“Atravessar etapas de crise não é necessariamente mau: permite-nos um olhar a que não havíamos chegado, permite-nos escutar não apenas a vida aparente, mas a insatisfação, a sede de verdade e de sentido, e passar a assumir uma condição mais ativa e assumida. Mudar não significa tornar-se outro, mas fazer uma experiência mais autêntica de si. No fundo, só mudamos quando nos encontramos. Não nos escutarmos, até o fim, isso sim é desperdiçar uma preciosa ocasião para aceder àquela profundidade que pode devolver sentido à existência. Talvez precisemos descobrir que, no decurso do nosso caminho, os grandes ciclos de interrogação, a intensificação da procura, os tempos de impasse, as experiências de crise podem representar verdadeiras oportunidades. Quanto mais conscientes dos nossos entraves, limites e contradições, mas também das nossas forças e capacidades, tanto mais podemos investir criativamente no sentido da nossa identidade. Isso implica uma mudança de ponto de vista sobre nós próprios e o mundo, e advém daí, naturalmente, uma instabilidade diante dos modelos que se tinham por adquiridos. Os partos indolores são uma mistificação. Quem tem que nascer prepare-se para esbracejar.

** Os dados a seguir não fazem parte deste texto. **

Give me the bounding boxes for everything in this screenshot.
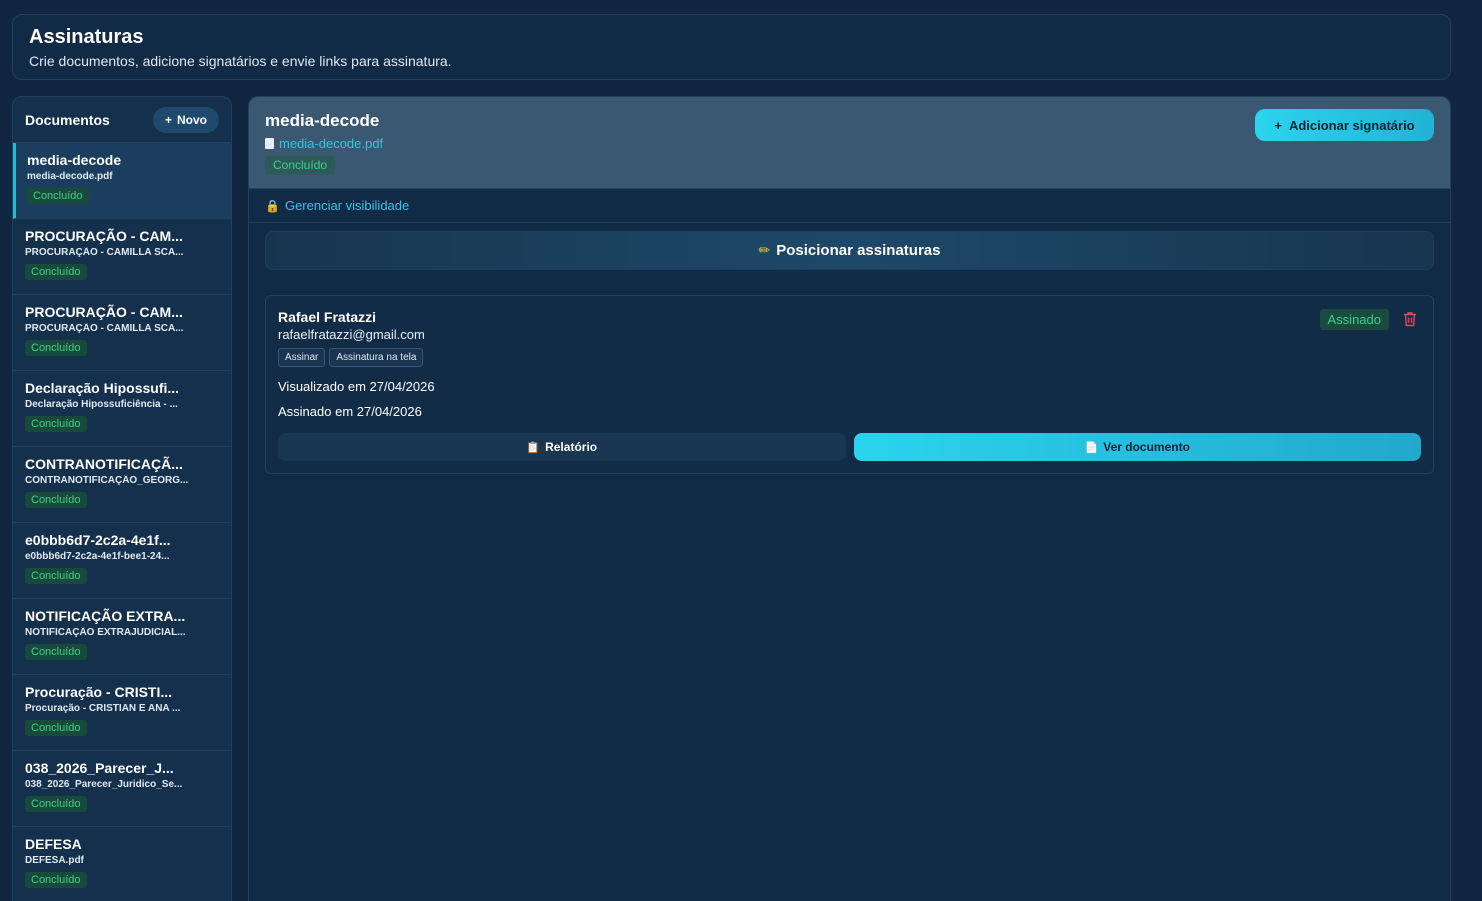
doc-file: 038_2026_Parecer_Juridico_Se... (25, 779, 183, 790)
status-badge: Concluído (25, 720, 87, 736)
viewed-date: Visualizado em 27/04/2026 (278, 379, 435, 394)
page-title: Assinaturas (29, 26, 144, 48)
doc-item-9[interactable]: DEFESA DEFESA.pdf Concluído (13, 827, 231, 901)
status-badge: Concluído (25, 644, 87, 660)
new-document-label: Novo (177, 112, 207, 127)
document-icon: 📄 (1084, 441, 1099, 454)
doc-item-7[interactable]: Procuração - CRISTI... Procuração - CRIS… (13, 675, 231, 751)
view-document-label: Ver documento (1103, 440, 1190, 454)
chip-sign: Assinar (278, 348, 326, 367)
doc-item-2[interactable]: PROCURAÇÃO - CAM... PROCURAÇÃO - CAMILLA… (13, 295, 231, 371)
doc-file: e0bbb6d7-2c2a-4e1f-bee1-24... (25, 551, 170, 562)
document-status-badge: Concluído (265, 156, 336, 174)
page-subtitle: Crie documentos, adicione signatários e … (29, 53, 452, 69)
clipboard-icon: 📋 (526, 441, 541, 454)
doc-file: Declaração Hipossuficiência - ... (25, 399, 178, 410)
lock-icon: 🔒 (265, 198, 280, 213)
documents-sidebar: Documentos + Novo media-decode media-dec… (12, 96, 232, 901)
signed-date: Assinado em 27/04/2026 (278, 404, 422, 419)
doc-item-6[interactable]: NOTIFICAÇÃO EXTRA... NOTIFICAÇÃO EXTRAJU… (13, 599, 231, 675)
document-header: media-decode media-decode.pdf Concluído … (249, 97, 1450, 189)
add-signer-label: Adicionar signatário (1288, 117, 1415, 133)
file-icon (265, 138, 274, 149)
sidebar-header: Documentos + Novo (13, 97, 231, 143)
doc-name: NOTIFICAÇÃO EXTRA... (25, 608, 186, 624)
add-signer-button[interactable]: + Adicionar signatário (1255, 109, 1434, 141)
chip-screen-signature: Assinatura na tela (329, 348, 424, 367)
signer-email: rafaelfratazzi@gmail.com (278, 327, 425, 342)
view-document-button[interactable]: 📄 Ver documento (853, 433, 1421, 461)
report-label: Relatório (545, 440, 598, 454)
report-button[interactable]: 📋 Relatório (278, 433, 846, 461)
doc-item-5[interactable]: e0bbb6d7-2c2a-4e1f... e0bbb6d7-2c2a-4e1f… (13, 523, 231, 599)
status-badge: Concluído (25, 264, 87, 280)
plus-icon: + (1274, 117, 1282, 133)
status-badge: Concluído (25, 872, 87, 888)
status-badge: Concluído (25, 796, 87, 812)
page-header: Assinaturas Crie documentos, adicione si… (12, 14, 1451, 80)
manage-visibility-link[interactable]: Gerenciar visibilidade (285, 198, 409, 213)
doc-item-1[interactable]: PROCURAÇÃO - CAM... PROCURAÇÃO - CAMILLA… (13, 219, 231, 295)
doc-name: Procuração - CRISTI... (25, 684, 173, 700)
signer-card: Rafael Fratazzi rafaelfratazzi@gmail.com… (265, 295, 1434, 474)
document-file-name: media-decode.pdf (279, 136, 384, 151)
doc-file: DEFESA.pdf (25, 855, 84, 866)
status-badge: Concluído (27, 188, 89, 204)
doc-file: CONTRANOTIFICAÇÃO_GEORG... (25, 475, 189, 486)
doc-name: e0bbb6d7-2c2a-4e1f... (25, 532, 171, 548)
doc-name: PROCURAÇÃO - CAM... (25, 304, 183, 320)
doc-item-3[interactable]: Declaração Hipossufi... Declaração Hipos… (13, 371, 231, 447)
doc-name: PROCURAÇÃO - CAM... (25, 228, 183, 244)
position-signatures-label: Posicionar assinaturas (776, 242, 941, 259)
signer-actions: 📋 Relatório 📄 Ver documento (278, 433, 1421, 461)
position-signatures-button[interactable]: ✏ Posicionar assinaturas (265, 231, 1434, 270)
doc-name: Declaração Hipossufi... (25, 380, 180, 396)
doc-file: Procuração - CRISTIAN E ANA ... (25, 703, 181, 714)
doc-file: NOTIFICAÇÃO EXTRAJUDICIAL... (25, 627, 186, 638)
signed-status-badge: Assinado (1319, 309, 1389, 330)
new-document-button[interactable]: + Novo (152, 106, 219, 133)
doc-name: 038_2026_Parecer_J... (25, 760, 174, 776)
doc-name: CONTRANOTIFICAÇÃ... (25, 456, 183, 472)
pencil-icon: ✏ (758, 242, 771, 258)
doc-file: PROCURAÇÃO - CAMILLA SCA... (25, 323, 184, 334)
doc-file: PROCURAÇÃO - CAMILLA SCA... (25, 247, 184, 258)
document-detail: media-decode media-decode.pdf Concluído … (248, 96, 1451, 901)
doc-name: DEFESA (25, 836, 82, 852)
status-badge: Concluído (25, 416, 87, 432)
doc-file: media-decode.pdf (27, 171, 113, 182)
plus-icon: + (164, 112, 172, 127)
trash-icon[interactable] (1403, 311, 1417, 327)
doc-item-0[interactable]: media-decode media-decode.pdf Concluído (13, 143, 231, 219)
status-badge: Concluído (25, 492, 87, 508)
doc-item-4[interactable]: CONTRANOTIFICAÇÃ... CONTRANOTIFICAÇÃO_GE… (13, 447, 231, 523)
status-badge: Concluído (25, 340, 87, 356)
sidebar-title: Documentos (25, 111, 110, 128)
signer-name: Rafael Fratazzi (278, 309, 377, 325)
doc-name: media-decode (27, 152, 122, 168)
doc-item-8[interactable]: 038_2026_Parecer_J... 038_2026_Parecer_J… (13, 751, 231, 827)
visibility-row: 🔒 Gerenciar visibilidade (249, 189, 1450, 223)
status-badge: Concluído (25, 568, 87, 584)
signer-chips: Assinar Assinatura na tela (278, 348, 1421, 367)
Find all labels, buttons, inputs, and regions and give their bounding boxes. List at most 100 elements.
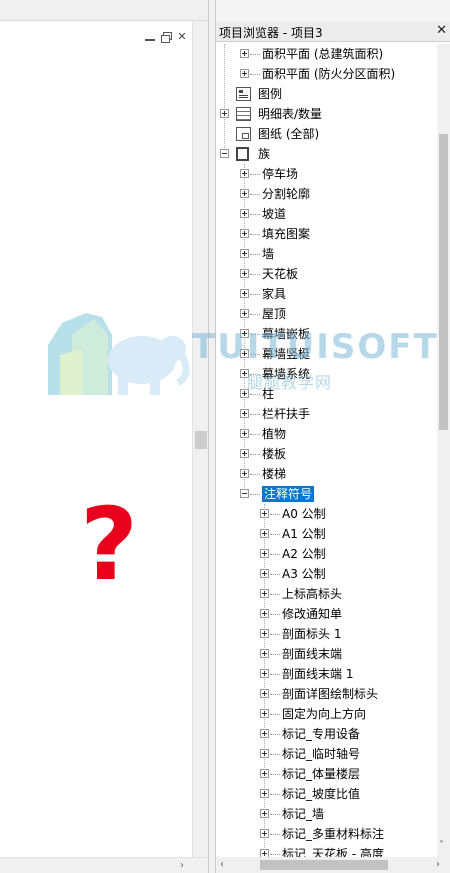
tree-item[interactable]: 停车场: [216, 164, 437, 184]
expand-icon[interactable]: [240, 269, 249, 278]
expand-icon[interactable]: [260, 789, 269, 798]
tree-item[interactable]: 楼梯: [216, 464, 437, 484]
expand-icon[interactable]: [260, 549, 269, 558]
tree-leaf-item[interactable]: 标记_墙: [216, 804, 437, 824]
tree-item[interactable]: 填充图案: [216, 224, 437, 244]
expand-icon[interactable]: [260, 509, 269, 518]
tree-leaf-item[interactable]: 修改通知单: [216, 604, 437, 624]
tree-leaf-item[interactable]: 剖面线末端 1: [216, 664, 437, 684]
tree-leaf-item[interactable]: 剖面详图绘制标头: [216, 684, 437, 704]
view-vertical-scroll-thumb[interactable]: [195, 431, 207, 449]
close-icon[interactable]: ✕: [176, 31, 188, 43]
tree-leaf-item[interactable]: A1 公制: [216, 524, 437, 544]
tree-item[interactable]: 图例: [216, 84, 437, 104]
expand-icon[interactable]: [260, 569, 269, 578]
scroll-right-arrow-icon[interactable]: ›: [436, 858, 440, 872]
tree-leaf-item[interactable]: 标记_天花板 - 高度: [216, 844, 437, 857]
expand-icon[interactable]: [260, 649, 269, 658]
expand-icon[interactable]: [260, 629, 269, 638]
project-browser-title-bar[interactable]: 项目浏览器 - 项目3 ✕: [216, 22, 450, 42]
expand-icon[interactable]: [260, 669, 269, 678]
browser-vertical-scroll-thumb[interactable]: [439, 134, 448, 430]
expand-icon[interactable]: [260, 809, 269, 818]
expand-icon[interactable]: [260, 829, 269, 838]
tree-leaf-item[interactable]: 固定为向上方向: [216, 704, 437, 724]
close-icon[interactable]: ✕: [436, 23, 447, 38]
tree-item[interactable]: 墙: [216, 244, 437, 264]
tree-item[interactable]: 植物: [216, 424, 437, 444]
expand-icon[interactable]: [240, 429, 249, 438]
tree-leaf-item[interactable]: A2 公制: [216, 544, 437, 564]
tree-item[interactable]: 面积平面 (防火分区面积): [216, 64, 437, 84]
expand-icon[interactable]: [240, 349, 249, 358]
tree-item[interactable]: 家具: [216, 284, 437, 304]
expand-icon[interactable]: [240, 69, 249, 78]
tree-leaf-item[interactable]: A3 公制: [216, 564, 437, 584]
expand-icon[interactable]: [260, 529, 269, 538]
view-pane[interactable]: ✕ ? ›: [0, 0, 208, 873]
expand-icon[interactable]: [240, 249, 249, 258]
browser-horizontal-scrollbar[interactable]: ‹ ›: [216, 857, 450, 873]
expand-icon[interactable]: [260, 589, 269, 598]
scroll-right-arrow-icon[interactable]: ›: [180, 859, 184, 873]
tree-item[interactable]: 面积平面 (总建筑面积): [216, 44, 437, 64]
tree-item[interactable]: 柱: [216, 384, 437, 404]
tree-leaf-item[interactable]: 剖面线末端: [216, 644, 437, 664]
expand-icon[interactable]: [240, 49, 249, 58]
expand-icon[interactable]: [240, 229, 249, 238]
tree-leaf-item[interactable]: 剖面标头 1: [216, 624, 437, 644]
tree-item[interactable]: 明细表/数量: [216, 104, 437, 124]
tree-leaf-item[interactable]: 标记_专用设备: [216, 724, 437, 744]
scroll-down-arrow-icon[interactable]: ˅: [439, 839, 444, 853]
tree-item[interactable]: 栏杆扶手: [216, 404, 437, 424]
tree-leaf-item[interactable]: 标记_临时轴号: [216, 744, 437, 764]
minimize-icon[interactable]: [144, 31, 156, 43]
expand-icon[interactable]: [220, 109, 229, 118]
tree-item[interactable]: 分割轮廓: [216, 184, 437, 204]
tree-item[interactable]: 族: [216, 144, 437, 164]
expand-icon[interactable]: [240, 309, 249, 318]
expand-icon[interactable]: [240, 469, 249, 478]
tree-item[interactable]: 幕墙竖梃: [216, 344, 437, 364]
browser-vertical-scrollbar[interactable]: ˅: [437, 44, 450, 857]
tree-item[interactable]: 坡道: [216, 204, 437, 224]
expand-icon[interactable]: [240, 209, 249, 218]
tree-item[interactable]: 幕墙系统: [216, 364, 437, 384]
tree-item[interactable]: 天花板: [216, 264, 437, 284]
collapse-icon[interactable]: [220, 149, 229, 158]
expand-icon[interactable]: [260, 749, 269, 758]
expand-icon[interactable]: [260, 709, 269, 718]
expand-icon[interactable]: [240, 169, 249, 178]
tree-item-label: 明细表/数量: [258, 107, 323, 121]
expand-icon[interactable]: [240, 289, 249, 298]
expand-icon[interactable]: [240, 369, 249, 378]
tree-leaf-item[interactable]: A0 公制: [216, 504, 437, 524]
tree-item[interactable]: 幕墙嵌板: [216, 324, 437, 344]
restore-icon[interactable]: [160, 31, 172, 43]
view-horizontal-scrollbar[interactable]: ›: [0, 857, 208, 873]
expand-icon[interactable]: [240, 449, 249, 458]
expand-icon[interactable]: [260, 769, 269, 778]
expand-icon[interactable]: [240, 409, 249, 418]
project-tree[interactable]: 面积平面 (总建筑面积) 面积平面 (防火分区面积) 图例明细表/数量图纸 (全部)…: [216, 44, 437, 857]
expand-icon[interactable]: [260, 609, 269, 618]
tree-leaf-item[interactable]: 上标高标头: [216, 584, 437, 604]
scroll-left-arrow-icon[interactable]: ‹: [220, 858, 224, 872]
tree-leaf-item[interactable]: 标记_体量楼层: [216, 764, 437, 784]
expand-icon[interactable]: [260, 689, 269, 698]
collapse-icon[interactable]: [240, 489, 249, 498]
tree-item[interactable]: 屋顶: [216, 304, 437, 324]
expand-icon[interactable]: [240, 389, 249, 398]
expand-icon[interactable]: [240, 189, 249, 198]
pane-splitter[interactable]: [208, 0, 216, 873]
tree-item[interactable]: 楼板: [216, 444, 437, 464]
view-vertical-scrollbar[interactable]: [192, 21, 208, 857]
tree-item[interactable]: 图纸 (全部): [216, 124, 437, 144]
tree-leaf-item[interactable]: 标记_多重材料标注: [216, 824, 437, 844]
expand-icon[interactable]: [240, 329, 249, 338]
tree-leaf-item[interactable]: 标记_坡度比值: [216, 784, 437, 804]
expand-icon[interactable]: [260, 729, 269, 738]
expand-icon[interactable]: [260, 849, 269, 857]
tree-item[interactable]: 注释符号: [216, 484, 437, 504]
browser-horizontal-scroll-thumb[interactable]: [260, 860, 388, 870]
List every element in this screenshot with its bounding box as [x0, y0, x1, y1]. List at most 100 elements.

Mas há um momento em que aprendemos que vale mais prestar atenção naquilo que em nós está germinando, num lento e invisível – e inaudível – processo de gestação, do que naquilo que perdemos.
Em 1999, uma tempestade varreu drasticamente a Europa. No rastro de desolação, estima-se que terão ficado tombadas cerca de 300 milhões de árvores. Na França, nas semanas que se seguiram, os gabinetes governamentais elaboraram aprofundados programas de reflorestamento, procurando ao mesmo tempo tirar partido do acidente, pois a floresta seria por eles reconstruída com uma racionalidade mais adequada. Mas, quando passaram ao terreno, os engenheiros florestais aperceberam-se que a floresta tinha começado a regeneração mais rapidamente do que supunham. E inclusive, contrariando os planos técnicos, a floresta havia encontrado configurações novas, muito mais vantajosas do que aquelas oficiadas pela abstrata geometria dos gabinetes.”
(Mendonça, José Tolentino. Libertar o tempo. Para uma arte espiritual do presente. Edições Paulinas. Páginas 90 e 91).